El sonido de los pies descalzos: Patecuete

Murió como un hombre alejado del homenaje y del estrépito; es decir: murió solo. Solo con su locura a cuestas. Sólo con su mirada puesta en no sé que mundo; sólo con las fantasías que él y nadie más que él, entendió. Desde que éramos niños nos cautivó su figura misteriosa. Cuando la infancia transcurría entre los cines Coliseo y Nacional, la cancha del Iquitados sobre cuyo vientre hoy se alza la Zofri, o por la Plaza Arica; la del Mercado Municipal, de la radio Hergatur que aún emite sus sonidos.

Todos le llamaron Patecuete, por esa extraña habilidad que tenía de golpear el suelo con pie descalzo y sacarle al pavimento un sonido similar al de los cuetes con que celebramos el Año Nuevo. Descalzo llegó a la vida y descalzo se la pasó mucho tiempo. Descalzo se habrá ido a pasear por los dominios de la muerte y de la cordura. Murió como mueren los héroes de la cotidianeidad, es decir, en el más absoluto silencio, roto sólo por el dolor de hombre que lucha contra sus fantasmas y sus realidades. ​​Patecuete se construyó, sin quererlo sin duda, un lugar en nuestra desgarrada conciencia colectiva. Desgarro que se construye a diario entre la afirmación y la negación de lo que somos. Patecuete pertenece a la estirpe de iquiqueños que concibieron a la ciudad como una aldea en que todos nos conocíamos, y en la cual todos teníamos nuestro lugar. ​​Vivimos convencidos que la locura de Patecuete, como la de tantos otros, estaba directamente vinculada a la pobreza. De ese modo, la vida de Patecuete nos parecía normal. Nuestra simpatía hacia él estuvo acompañada también de insensibilidad, casi de desprecio. Te queríamos, pero también nos molestaba tu presencia.

​De pronto desapareció de nuestras calles, que también eran de él. Lo encontramos en el siquiátrico, compartiendo la locura con sus iguales. Entonces, ya no le sacaba sonidos a las calles. De vez en cuando regresaba al Mercado como quien vuelve a sus orígenes. Sin duda, se fugaba con la complacencia de todos.

Allí el tiempo parecía detenerse. Asomaba abriéndose paso entre los años y el fuego que la destruyó, y por el encanto que nos daba la presencia de Patecuete, la farmacia Brístol, la Agencia Romero anunciando, con la calma de ese entonces, la salida de su próximo bus. Los afiches anunciando los estrenos del Nacional. Más arriba, la librería Everest, congregaba a la infancia que iba a cambiar sus «monas» para el álbum de moda.
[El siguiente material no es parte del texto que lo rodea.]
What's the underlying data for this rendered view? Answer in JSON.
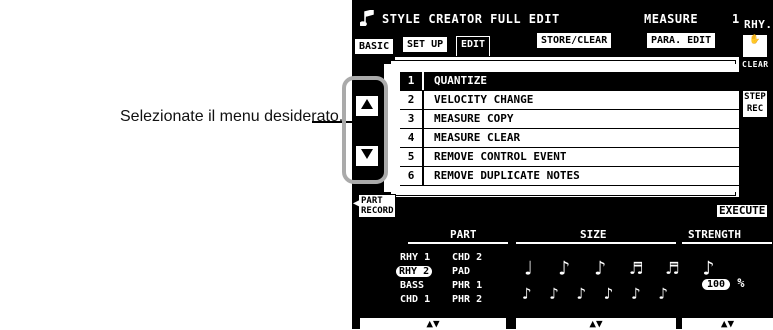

Patecuete, personaje anónimo de esta aldea que se llamó Iquique, murió el lunes 14 de octubre. Ninguna campana sonó por él, pero no importa, los recuerdos, que también meten bulla, te acompañarán.

Tomado de​:
Bernardo Guerrero Jiménez. Del Chumbeque a la Zofri. Los aromas de nuestra identidad cultural. Tomo III. Universidad Arturo Prat/ Centro de Investigación de la Realidad del Norte. Iquique, Chile, 1999, pág. 181.